Dfam-consortium / RepeatMasker

RepeatMasker is a program that screens DNA sequences for interspersed repeats and low complexity DNA sequences.
Other
230 stars 50 forks source link

Problem with Dfam 3.7 famdb.py version #191

Closed JWDebler closed 1 year ago

JWDebler commented 1 year ago

I am trying to configure RepeatMasker 4.1.4 with Dfam 3.7 (h5).

Reproduction steps

Download Dfam3.7 (curated)

cd RepeatMasker/Libraries
wget https://www.dfam.org/releases/Dfam_3.7/families/Dfam_curatedonly.h5.gz
gunzip Dfam_curatedonly.h5.gz
mv Dfam_curatedonly.h5 Dfam.h5
cd ..
perl ./configure 

This throws following error:

Checking for libraries...
Rebuilding RepeatMaskerLib.h5 master library
  Merging Dfam + RepBase into RepeatMaskerLib.h5 library.....ERROR:__main__:Error reading file: This file cannot be read by this version of famdb.py.

I redownloaded Dfam3.6 and repeated the above mentioned process and everything worked fine.

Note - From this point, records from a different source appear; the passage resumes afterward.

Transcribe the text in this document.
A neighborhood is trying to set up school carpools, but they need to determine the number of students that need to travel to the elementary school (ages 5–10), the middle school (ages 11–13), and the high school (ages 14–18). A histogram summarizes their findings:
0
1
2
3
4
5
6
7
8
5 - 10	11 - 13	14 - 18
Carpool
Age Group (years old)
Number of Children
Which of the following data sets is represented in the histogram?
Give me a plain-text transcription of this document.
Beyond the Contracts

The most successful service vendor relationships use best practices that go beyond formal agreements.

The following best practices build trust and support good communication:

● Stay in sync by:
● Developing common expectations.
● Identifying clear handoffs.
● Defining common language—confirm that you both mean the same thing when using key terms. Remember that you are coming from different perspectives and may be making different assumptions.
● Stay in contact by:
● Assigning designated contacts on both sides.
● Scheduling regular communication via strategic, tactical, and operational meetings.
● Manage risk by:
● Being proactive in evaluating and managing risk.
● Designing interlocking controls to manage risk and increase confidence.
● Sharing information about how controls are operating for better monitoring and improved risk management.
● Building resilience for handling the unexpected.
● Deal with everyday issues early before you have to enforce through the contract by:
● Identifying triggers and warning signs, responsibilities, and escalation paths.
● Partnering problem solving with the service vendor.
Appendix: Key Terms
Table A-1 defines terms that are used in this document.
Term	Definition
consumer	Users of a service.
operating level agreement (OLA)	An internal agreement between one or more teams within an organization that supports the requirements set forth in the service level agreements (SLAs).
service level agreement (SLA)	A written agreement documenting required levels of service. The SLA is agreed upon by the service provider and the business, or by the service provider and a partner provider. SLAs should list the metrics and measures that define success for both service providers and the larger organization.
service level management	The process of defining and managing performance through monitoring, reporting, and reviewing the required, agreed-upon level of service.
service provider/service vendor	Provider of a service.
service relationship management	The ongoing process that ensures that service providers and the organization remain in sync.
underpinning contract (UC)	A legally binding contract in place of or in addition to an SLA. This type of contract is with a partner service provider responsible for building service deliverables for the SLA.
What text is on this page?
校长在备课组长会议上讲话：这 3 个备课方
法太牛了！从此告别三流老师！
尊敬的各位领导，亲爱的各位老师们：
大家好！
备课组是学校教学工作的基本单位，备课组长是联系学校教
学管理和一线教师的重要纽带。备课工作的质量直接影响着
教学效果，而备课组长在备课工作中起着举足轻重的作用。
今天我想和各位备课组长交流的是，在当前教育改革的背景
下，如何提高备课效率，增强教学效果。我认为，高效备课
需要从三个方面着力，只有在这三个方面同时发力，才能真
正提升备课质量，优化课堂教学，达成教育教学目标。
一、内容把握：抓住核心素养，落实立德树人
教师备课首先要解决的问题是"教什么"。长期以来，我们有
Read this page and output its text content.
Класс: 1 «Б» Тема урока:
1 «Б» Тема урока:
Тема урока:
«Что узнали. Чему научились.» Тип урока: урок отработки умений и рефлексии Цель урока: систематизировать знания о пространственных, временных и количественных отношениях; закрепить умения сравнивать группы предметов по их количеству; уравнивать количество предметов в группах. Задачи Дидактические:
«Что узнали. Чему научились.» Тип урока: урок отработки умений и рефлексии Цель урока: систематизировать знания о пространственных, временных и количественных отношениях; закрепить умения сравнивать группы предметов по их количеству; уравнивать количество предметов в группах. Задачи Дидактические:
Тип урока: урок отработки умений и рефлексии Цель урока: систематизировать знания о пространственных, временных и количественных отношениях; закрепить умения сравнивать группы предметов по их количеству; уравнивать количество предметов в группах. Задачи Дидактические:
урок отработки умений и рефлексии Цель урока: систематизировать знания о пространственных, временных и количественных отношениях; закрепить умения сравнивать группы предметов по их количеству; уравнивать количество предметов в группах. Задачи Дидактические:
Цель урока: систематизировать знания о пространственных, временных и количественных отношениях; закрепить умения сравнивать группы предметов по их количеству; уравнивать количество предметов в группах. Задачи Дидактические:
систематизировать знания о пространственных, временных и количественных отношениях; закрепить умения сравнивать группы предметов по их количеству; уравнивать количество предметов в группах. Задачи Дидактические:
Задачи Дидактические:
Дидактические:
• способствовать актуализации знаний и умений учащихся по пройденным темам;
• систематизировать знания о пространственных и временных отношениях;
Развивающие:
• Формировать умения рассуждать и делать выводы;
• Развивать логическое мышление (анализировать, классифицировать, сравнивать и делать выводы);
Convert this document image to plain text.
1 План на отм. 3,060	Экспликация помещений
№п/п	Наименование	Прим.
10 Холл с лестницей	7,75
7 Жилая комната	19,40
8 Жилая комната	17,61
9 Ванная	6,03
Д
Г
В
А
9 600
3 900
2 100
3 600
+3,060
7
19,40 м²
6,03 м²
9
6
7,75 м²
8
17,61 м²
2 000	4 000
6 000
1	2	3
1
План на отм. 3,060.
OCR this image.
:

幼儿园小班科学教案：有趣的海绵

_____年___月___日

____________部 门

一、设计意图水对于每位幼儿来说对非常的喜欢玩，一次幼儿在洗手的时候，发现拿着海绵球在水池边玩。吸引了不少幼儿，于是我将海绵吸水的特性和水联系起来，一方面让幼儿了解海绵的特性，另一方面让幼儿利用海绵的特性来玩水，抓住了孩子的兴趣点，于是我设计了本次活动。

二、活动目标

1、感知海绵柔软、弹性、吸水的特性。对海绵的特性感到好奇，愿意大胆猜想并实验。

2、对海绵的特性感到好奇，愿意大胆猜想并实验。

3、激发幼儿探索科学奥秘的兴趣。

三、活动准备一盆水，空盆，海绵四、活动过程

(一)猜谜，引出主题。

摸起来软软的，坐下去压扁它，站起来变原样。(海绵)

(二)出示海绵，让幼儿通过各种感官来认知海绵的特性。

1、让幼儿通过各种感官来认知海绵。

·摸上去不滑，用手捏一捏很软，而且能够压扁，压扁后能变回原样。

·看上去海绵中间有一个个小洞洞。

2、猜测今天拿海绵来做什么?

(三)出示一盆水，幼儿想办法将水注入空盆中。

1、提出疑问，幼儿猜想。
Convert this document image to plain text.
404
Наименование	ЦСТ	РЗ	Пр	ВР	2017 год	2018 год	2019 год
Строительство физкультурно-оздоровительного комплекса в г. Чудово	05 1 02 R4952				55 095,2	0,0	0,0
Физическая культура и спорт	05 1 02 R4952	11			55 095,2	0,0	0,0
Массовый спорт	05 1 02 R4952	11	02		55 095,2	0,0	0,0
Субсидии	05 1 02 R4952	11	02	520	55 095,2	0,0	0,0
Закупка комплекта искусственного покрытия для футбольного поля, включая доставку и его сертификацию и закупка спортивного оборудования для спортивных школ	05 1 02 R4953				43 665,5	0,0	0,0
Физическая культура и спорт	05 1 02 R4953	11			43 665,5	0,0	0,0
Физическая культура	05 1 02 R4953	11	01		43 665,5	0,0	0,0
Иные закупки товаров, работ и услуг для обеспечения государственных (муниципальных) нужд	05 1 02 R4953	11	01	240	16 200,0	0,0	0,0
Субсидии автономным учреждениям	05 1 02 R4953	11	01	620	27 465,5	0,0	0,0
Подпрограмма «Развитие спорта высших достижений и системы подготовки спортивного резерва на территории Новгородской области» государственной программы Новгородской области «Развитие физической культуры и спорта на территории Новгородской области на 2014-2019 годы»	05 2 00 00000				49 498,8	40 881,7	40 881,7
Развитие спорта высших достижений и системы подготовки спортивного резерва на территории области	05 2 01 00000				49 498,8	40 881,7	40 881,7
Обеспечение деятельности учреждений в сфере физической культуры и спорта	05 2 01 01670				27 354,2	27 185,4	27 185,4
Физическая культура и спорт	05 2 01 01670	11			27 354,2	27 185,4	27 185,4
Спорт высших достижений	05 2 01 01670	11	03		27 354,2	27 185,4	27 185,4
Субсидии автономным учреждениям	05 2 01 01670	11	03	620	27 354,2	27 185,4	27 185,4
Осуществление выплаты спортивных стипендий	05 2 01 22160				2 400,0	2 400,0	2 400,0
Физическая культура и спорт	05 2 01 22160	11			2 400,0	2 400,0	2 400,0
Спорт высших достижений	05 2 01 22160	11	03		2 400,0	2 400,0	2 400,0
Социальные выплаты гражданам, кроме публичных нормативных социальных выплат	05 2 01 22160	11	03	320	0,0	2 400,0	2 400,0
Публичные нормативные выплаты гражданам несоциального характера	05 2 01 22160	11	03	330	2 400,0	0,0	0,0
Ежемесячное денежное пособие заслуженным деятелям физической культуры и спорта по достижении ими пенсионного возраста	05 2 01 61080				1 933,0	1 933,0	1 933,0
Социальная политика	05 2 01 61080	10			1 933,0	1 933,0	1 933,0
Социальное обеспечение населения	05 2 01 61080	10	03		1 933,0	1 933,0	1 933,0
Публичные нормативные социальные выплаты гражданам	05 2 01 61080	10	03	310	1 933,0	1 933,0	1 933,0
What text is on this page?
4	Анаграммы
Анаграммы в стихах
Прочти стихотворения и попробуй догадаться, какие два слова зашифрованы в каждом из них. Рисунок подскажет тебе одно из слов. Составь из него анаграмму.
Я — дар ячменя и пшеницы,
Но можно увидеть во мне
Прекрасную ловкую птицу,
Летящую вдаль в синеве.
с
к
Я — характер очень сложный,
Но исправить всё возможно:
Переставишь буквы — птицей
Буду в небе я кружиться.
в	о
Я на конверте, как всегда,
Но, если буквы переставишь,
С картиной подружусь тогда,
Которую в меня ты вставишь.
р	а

I then downloaded the latest version of famdb.py (https://github.com/Dfam-consortium/FamDB) and configuration seems to work, it is just throwing a lot of warnings about taxa like this: WARNING:__main__:Could not find taxon for 'melampsora_larici-populina'

Finishing the configuration threw a few additional errors:

Building FASTA version of RepeatMasker.lib .......Traceback (most recent call last):
  File "/opt/RepeatMasker/famdb.py", line 1875, in <module>
    main()
  File "/opt/RepeatMasker/famdb.py", line 1868, in main
    args.func(args)
  File "/opt/RepeatMasker/famdb.py", line 1663, in command_families
    print_families(args, families, True, target_id)
  File "/opt/RepeatMasker/famdb.py", line 1601, in print_families
    entry += family.to_fasta(
  File "/opt/RepeatMasker/famdb.py", line 391, in to_fasta
    for clade_id in self.clades:
TypeError: 'NoneType' object is not iterable
.
Building RMBlast frozen libraries..
The program is installed with a the following repeat libraries:
File: /opt/RepeatMasker/Libraries/RepeatMaskerLib.h5   
FamDB Generator: famdb.py v0.4.2
FamDB Format Version: 0.5
FamDB Creation Date: 2023-01-08 10:42:05.645898 
Database: Dfam withRBRM
Version: 3.7
Date: 2023-01-11
Dfam - A database of transposable element (TE) sequence alignments and HMMs.
RBRM - RepBase RepeatMasker Edition - version 20181026
Total consensus sequences: 64595
Total HMMs: 19730

Note that it mentions FamDB Generator: famdb.py v0.4.2, but the new famdb.py I used is verison 0.4.3

RepeatMasker ran with the newer famdb.py and 3.7, but the results are not useful. After reverting back to famdb.py 0.4.2 and Dfam 3.6 everything is OK.

Hope this helps. Cheers

rmhubley commented 1 year ago

Sorry for the confusion. The new release of Dfam uses FamDB v0.5 format which is not backward compatible with the current release of RepeatMasker (4.1.4). We will be releasing a maintenance update to RepeatMasker to fix this but as you discovered you can also update existing versions of RepeatMasker by simply updating the famdb.py script that was bundled with these earlier versions followed by a rerun of the RepeatMasker configure script. Could you please elaborate on the "but the results are not useful" conclusion with doing this?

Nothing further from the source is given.